A big part of the reason why people forgot these things had to do with the fact that every one of them was attacked relentlessly by the provinces’ biggest media outlets – The Vancouver Sun, The Province and the overwhelmingly dominant CTV outlet, BCTV. For sheer ideological and partisan savagery, no other provincial media comes close. The world’s only public hearings into the MAI were ridiculed – and then boycotted; tough anti-tobacco legislation was denounced on the front pages as a “tax-grab.” Efforts (flawed as they were) to sign treaties with First Nations were dismissed as providing special rights to a minority.
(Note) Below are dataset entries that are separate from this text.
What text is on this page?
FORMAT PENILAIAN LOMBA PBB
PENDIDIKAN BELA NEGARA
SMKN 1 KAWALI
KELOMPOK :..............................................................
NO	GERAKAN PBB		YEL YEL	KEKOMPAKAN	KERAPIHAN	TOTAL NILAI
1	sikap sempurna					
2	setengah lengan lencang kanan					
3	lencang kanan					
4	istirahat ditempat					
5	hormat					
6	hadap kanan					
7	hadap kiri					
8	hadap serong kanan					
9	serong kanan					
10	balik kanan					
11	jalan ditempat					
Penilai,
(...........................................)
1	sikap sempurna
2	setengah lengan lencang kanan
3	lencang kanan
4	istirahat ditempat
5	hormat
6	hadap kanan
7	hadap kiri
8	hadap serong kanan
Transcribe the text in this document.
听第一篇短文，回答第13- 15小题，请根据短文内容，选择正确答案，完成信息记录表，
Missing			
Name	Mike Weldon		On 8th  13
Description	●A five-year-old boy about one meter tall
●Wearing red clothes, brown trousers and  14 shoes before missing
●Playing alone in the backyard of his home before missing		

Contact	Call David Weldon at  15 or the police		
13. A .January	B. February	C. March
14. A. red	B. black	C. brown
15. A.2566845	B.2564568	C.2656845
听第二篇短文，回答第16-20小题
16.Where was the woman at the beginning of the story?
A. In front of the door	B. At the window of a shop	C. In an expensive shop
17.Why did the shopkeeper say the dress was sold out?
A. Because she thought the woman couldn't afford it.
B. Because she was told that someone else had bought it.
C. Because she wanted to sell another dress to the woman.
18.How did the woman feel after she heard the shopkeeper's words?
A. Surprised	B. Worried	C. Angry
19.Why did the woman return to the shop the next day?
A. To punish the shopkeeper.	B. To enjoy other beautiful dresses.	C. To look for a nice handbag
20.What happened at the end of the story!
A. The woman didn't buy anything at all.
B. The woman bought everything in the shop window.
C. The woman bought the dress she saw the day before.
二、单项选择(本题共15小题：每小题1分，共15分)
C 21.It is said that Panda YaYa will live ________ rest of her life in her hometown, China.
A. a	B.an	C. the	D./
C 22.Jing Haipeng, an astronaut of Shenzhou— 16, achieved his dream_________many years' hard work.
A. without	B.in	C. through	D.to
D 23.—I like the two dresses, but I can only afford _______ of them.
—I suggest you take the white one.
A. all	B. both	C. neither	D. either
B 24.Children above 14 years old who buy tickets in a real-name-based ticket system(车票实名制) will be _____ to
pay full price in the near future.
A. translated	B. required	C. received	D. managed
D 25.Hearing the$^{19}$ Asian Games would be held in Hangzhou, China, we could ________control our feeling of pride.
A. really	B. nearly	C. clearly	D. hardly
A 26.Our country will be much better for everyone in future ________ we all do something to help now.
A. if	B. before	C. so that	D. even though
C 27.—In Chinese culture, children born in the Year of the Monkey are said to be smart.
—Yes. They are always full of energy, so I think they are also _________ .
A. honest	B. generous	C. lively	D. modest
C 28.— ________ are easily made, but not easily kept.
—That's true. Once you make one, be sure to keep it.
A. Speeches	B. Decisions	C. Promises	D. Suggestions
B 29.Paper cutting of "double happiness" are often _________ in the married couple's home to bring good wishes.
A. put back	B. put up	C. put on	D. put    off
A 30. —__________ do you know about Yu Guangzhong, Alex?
Many people also seemed to forget that former premier Glen Clark was brought down by a political conspiracy consisting of BCTV, the Royal Canadian Mounted Police and the Liberal Party. While Clark was guilty of stupidity, he will be found innocent of any wrongdoing. In order to create maximum damage to a government and party that B.C.’s elites are determined to bury once and for all, Clark’s trial was delayed.

Is the NDP about to go the way of the old Social Credit Party? While Green Party leader Adriane Carr might hope so, the vultures aren’t circling just yet.

The Green

The Green Party was not a spoiler in the same manner that Ralph Nader’s Greens were accused of being in the recent American presidential election. The B.C. version of Green is a group of environmental zealots whose engagement on other issues is shallow and opportunistic at best. Carr dissed a forty-six-day strike by transit workers by suggesting that transit should be an essential service. She did the same to striking nurses, saying “enough is enough.” Invited some months ago to speak on a panel about the threat of trade agreements (panellists included the NDP’s Gordon Wilson, her opponent in the election) she used her entire time to denounce the NDP: not a word about trade.
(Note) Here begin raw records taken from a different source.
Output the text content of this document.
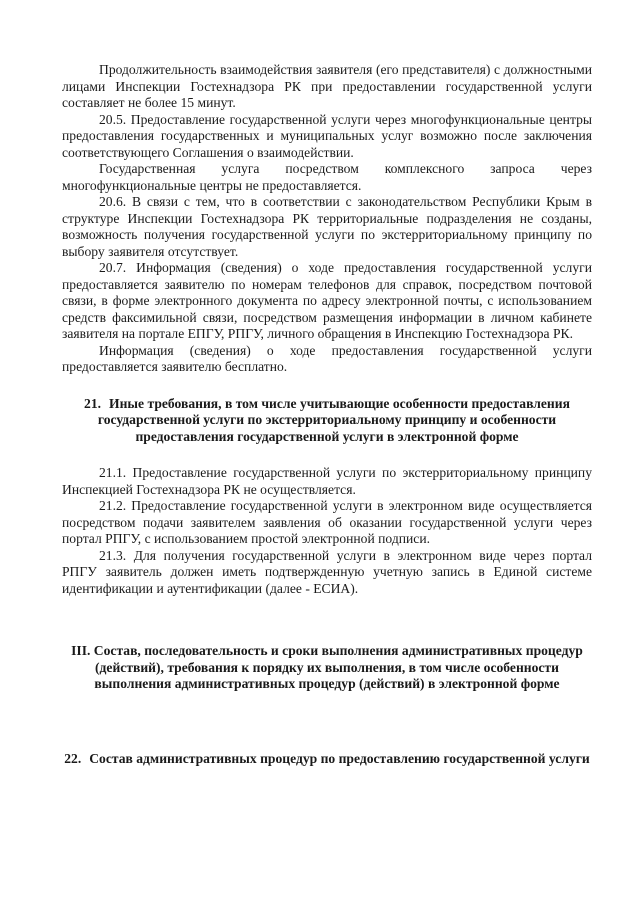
Продолжительность взаимодействия заявителя (его представителя) с должностными лицами Инспекции Гостехнадзора РК при предоставлении государственной услуги составляет не более 15 минут.

20.5. Предоставление государственной услуги через многофункциональные центры предоставления государственных и муниципальных услуг возможно после заключения соответствующего Соглашения о взаимодействии.

Государственная услуга посредством комплексного запроса через многофункциональные центры не предоставляется.

20.6. В связи с тем, что в соответствии с законодательством Республики Крым в структуре Инспекции Гостехнадзора РК территориальные подразделения не созданы, возможность получения государственной услуги по экстерриториальному принципу по выбору заявителя отсутствует.

20.7. Информация (сведения) о ходе предоставления государственной услуги предоставляется заявителю по номерам телефонов для справок, посредством почтовой связи, в форме электронного документа по адресу электронной почты, с использованием средств факсимильной связи, посредством размещения информации в личном кабинете заявителя на портале ЕПГУ, РПГУ, личного обращения в Инспекцию Гостехнадзора РК.

Информация (сведения) о ходе предоставления государственной услуги предоставляется заявителю бесплатно.

21. Иные требования, в том числе учитывающие особенности предоставления государственной услуги по экстерриториальному принципу и особенности предоставления государственной услуги в электронной форме

21.1. Предоставление государственной услуги по экстерриториальному принципу Инспекцией Гостехнадзора РК не осуществляется.

21.2. Предоставление государственной услуги в электронном виде осуществляется посредством подачи заявителем заявления об оказании государственной услуги через портал РПГУ, с использованием простой электронной подписи.

21.3. Для получения государственной услуги в электронном виде через портал РПГУ заявитель должен иметь подтвержденную учетную запись в Единой системе идентификации и аутентификации (далее - ЕСИА).

III. Состав, последовательность и сроки выполнения административных процедур (действий), требования к порядку их выполнения, в том числе особенности выполнения административных процедур (действий) в электронной форме

22. Состав административных процедур по предоставлению государственной услуги
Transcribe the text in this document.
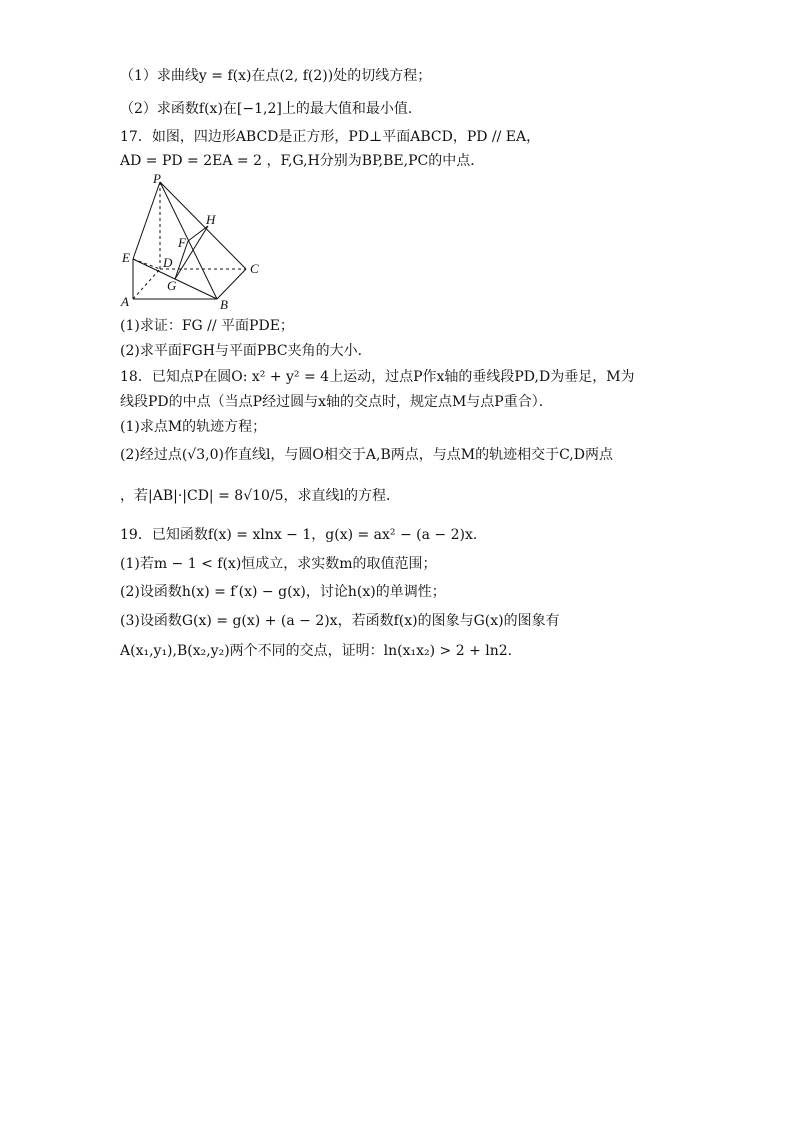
（1）求曲线y = f(x)在点(2, f(2))处的切线方程；
（2）求函数f(x)在[−1,2]上的最大值和最小值.
17．如图，四边形ABCD是正方形，PD⊥平面ABCD，PD // EA，
AD = PD = 2EA = 2 ，F,G,H分别为BP,BE,PC的中点．
P
H
F
E	D	C
G
A	B
(1)求证：FG // 平面PDE；
(2)求平面FGH与平面PBC夹角的大小．
18．已知点P在圆O: x² + y² = 4上运动，过点P作x轴的垂线段PD,D为垂足，M为
线段PD的中点（当点P经过圆与x轴的交点时，规定点M与点P重合）．
(1)求点M的轨迹方程；
(2)经过点(√3,0)作直线l，与圆O相交于A,B两点，与点M的轨迹相交于C,D两点
，若|AB|·|CD| = 8√10/5，求直线l的方程．
19．已知函数f(x) = xlnx − 1，g(x) = ax² − (a − 2)x.
(1)若m − 1 < f(x)恒成立，求实数m的取值范围；
(2)设函数h(x) = f′(x) − g(x)，讨论h(x)的单调性；
(3)设函数G(x) = g(x) + (a − 2)x，若函数f(x)的图象与G(x)的图象有
A(x₁,y₁),B(x₂,y₂)两个不同的交点，证明：ln(x₁x₂) > 2 + ln2.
The Green Party failed to get a seat, but they did help to knock off some the biggest names in the NDP by splitting the vote:

  • NDP leader and first premier of colour, Ujjal Dosanjh,
  • former Progressive Democratic Alliance leader Gordon Wilson,
  • populist leadership contender Corky Evans,
  • and Canada’s first openly gay cabinet minister, Tim Stevenson.

All of them lost by margins smaller than the Green candidate’s vote.

Even here, the corporate media managed to work overtime to ensure a wipe-out of the NDP – shamelessly promoting the Greens as “mainstream” and, for two weeks, suggesting that it was a toss-up which party would be the opposition (the Greens received 12 per cent to the NDP’s 21 per cent). But a majority of those who consider themselves green don’t support the party. David Cadman, the highly respected co-chair of the British Columbia Environmental Network, went public to make the point that the NDP had the best environmental record in the country.

The Future

The future of progressive politics in B.C. is impossible to predict, except that it will be decided largely outside the legislature. And there is no question that the NDP faces a crisis. But for those on the left outside the party, the problems of the NDP are their problems, too. They start with a corporate media that will try to trash any effort to challenge the corporate order.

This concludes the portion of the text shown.